Conviene añadir que la autonomía moral es, por sí sola, una forma vacía que está pidiendo ser llenada por la realidad. Lo mismo que un terreno no determina la calidad de lo que se construye sobre él, la autonomía no asegura la calidad ética del que obra. De hecho, todo delito supone una conducta autónoma. Más que causa, la autonomía es condición de la conducta ética, la parte formal del actuar moral, el recipiente vacío. La conducta humana es necesariamente autónoma y heterónoma: comemos lo que queremos, pero la bondad y la necesidad del alimento no dependen de nuestro querer. La autonomía es una condición que hay que proteger, pero poner en ella todo el peso de la moralidad es acentuar la indefinición, la ambigüedad, como hicieron las brujas que engañaron a Macbeth.

Cuando se concede prioridad moral a la autonomía se cae en el formalismo ético, pero sabemos que si la ética no es material, no es ética. Porque el formalismo es un bolsillo vacío confeccionado quizá con las buenas intenciones del imperativo categórico. Un imperativo conocido y aceptado universalmente bajo la formulación de la regla áurea de Confucio, Sócrates, Séneca, Marco Aurelio y tantos otros: "No hagas a los demás lo que no quisieras que te hagan a ti". Pero ese marco o bolsillo requiere el contenido material de las acciones éticas.

Un contenido que ha sido resumido a lo largo de la historia en elencos que coinciden en gran medida: las pocas virtudes fundamentales propuestas por Grecia, Roma y el Cristianismo; los Derechos Humanos proclamados por la ONU en 1948, tras las Guerras Mundiales; los 10 Mandamientos de la ley mosaica; las obligaciones que los egipcios recogen en el Libro de los Muertos; las leyes fundamentales de los antiguos códigos legislativos, desde Hamurabi; las Constituciones modernas; los códigos deontológicos; las exigencias morales propuestas por personajes con proyección universal, desde Confucio hasta Gandhi; y la sorprendente unanimidad de los sabios consejos maternos.

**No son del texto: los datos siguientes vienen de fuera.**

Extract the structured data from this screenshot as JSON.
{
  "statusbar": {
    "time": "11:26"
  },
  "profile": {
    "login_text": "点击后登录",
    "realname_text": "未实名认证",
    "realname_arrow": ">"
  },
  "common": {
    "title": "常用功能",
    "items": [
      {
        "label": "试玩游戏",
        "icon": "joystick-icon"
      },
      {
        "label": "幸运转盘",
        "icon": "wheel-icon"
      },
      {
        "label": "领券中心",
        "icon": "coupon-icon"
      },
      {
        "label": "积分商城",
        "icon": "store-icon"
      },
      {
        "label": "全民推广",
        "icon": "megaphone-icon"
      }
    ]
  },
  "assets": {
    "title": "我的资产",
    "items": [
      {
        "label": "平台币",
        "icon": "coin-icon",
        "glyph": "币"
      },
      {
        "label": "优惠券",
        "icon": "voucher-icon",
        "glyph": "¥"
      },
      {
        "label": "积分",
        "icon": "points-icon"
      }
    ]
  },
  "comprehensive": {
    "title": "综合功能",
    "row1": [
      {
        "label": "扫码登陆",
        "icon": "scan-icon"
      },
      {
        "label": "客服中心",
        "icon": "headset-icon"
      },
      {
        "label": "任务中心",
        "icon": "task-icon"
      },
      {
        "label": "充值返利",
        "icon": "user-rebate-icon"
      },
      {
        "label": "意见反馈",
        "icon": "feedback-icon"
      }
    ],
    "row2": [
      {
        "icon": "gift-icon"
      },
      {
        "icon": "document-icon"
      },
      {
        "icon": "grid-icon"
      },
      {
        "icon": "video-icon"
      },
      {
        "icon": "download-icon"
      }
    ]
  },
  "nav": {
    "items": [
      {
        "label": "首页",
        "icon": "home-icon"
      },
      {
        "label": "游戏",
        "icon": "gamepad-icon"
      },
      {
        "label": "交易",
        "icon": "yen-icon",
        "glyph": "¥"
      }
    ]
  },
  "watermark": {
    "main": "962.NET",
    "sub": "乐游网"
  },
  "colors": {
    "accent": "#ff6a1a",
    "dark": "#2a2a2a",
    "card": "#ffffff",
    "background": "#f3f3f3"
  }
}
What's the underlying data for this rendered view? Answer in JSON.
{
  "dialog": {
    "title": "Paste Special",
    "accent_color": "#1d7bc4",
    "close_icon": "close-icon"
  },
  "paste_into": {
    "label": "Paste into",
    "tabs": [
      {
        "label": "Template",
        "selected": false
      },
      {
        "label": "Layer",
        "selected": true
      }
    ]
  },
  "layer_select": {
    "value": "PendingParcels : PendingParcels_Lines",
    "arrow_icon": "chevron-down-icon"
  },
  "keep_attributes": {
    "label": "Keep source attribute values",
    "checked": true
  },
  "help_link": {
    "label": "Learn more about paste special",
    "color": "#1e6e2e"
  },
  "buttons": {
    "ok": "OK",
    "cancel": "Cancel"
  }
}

La coincidencia de estas formulaciones tiene su explicación. Hay rasgos de la vida humana que son necesarios y casi inevitables en cualquier sociedad, y su presencia impone ciertos criterios valorativos a los que no se puede escapar. Se trata de formas básicas de verdad y de justicia imprescindibles en todo grupo humano. Al mismo tiempo, no parece posible prescindir de cualidades como la amistad, la valentía o la veracidad, por la simple razón de que el horizonte vital de los que ignorasen tales cualidades se restringiría hasta lo insoportable. Transcribo un párrafo de la Historia de la ética, de MacIntyre: "Hay reglas sin las cuales no podría existir una vida humana reconocible como tal, y hay otras reglas sin las cuales no podría desenvolverse siquiera en una forma mínimamente civilizada. Son las reglas vinculadas con la expresión de la verdad, con el mantenimiento de las promesas y con la equidad elemental. Sin ellas no habría un terreno donde poder pisar como hombres".

Después de todo lo dicho, entendemos que la conciencia es una pieza insustituible de la personalidad humana. Si tenemos pulmones, ¿podríamos vivir sin respirar? Si tenemos inteligencia, ¿podríamos impedir sus juicios éticos? Desde este planteamiento se entiende que la conciencia moral, lejos de ser un bello invento, es el desarrollo lógico de la inteligencia, pertenece a la esencia humana, no es un pegote, forma parte de la estructura psicológica de la persona. Además, el juicio moral no es un juicio sobre un mundo de fantasía, sino sobre el mundo real. Puedes impedir el juicio de conciencia, y también puedes negarte a comer, o conducir con los ojos cerrados. Lo que no puedes es pretender que los ojos, el alimento y los juicios morales sean cosas de poca monta, sin grave repercusión sobre tu propia vida.

Precisamente por ser una pieza insustituible, Naciones Unidas apela a la conciencia desde el primer artículo de su Declaración Universal de Derechos Humanos, y nosotros concluimos recordando los tres principios que rigen la conducta en conciencia: hacer el bien y evitar el mal; no hacer a nadie lo que no queremos que nos hagan a nosotros; no hacer el mal para obtener un bien.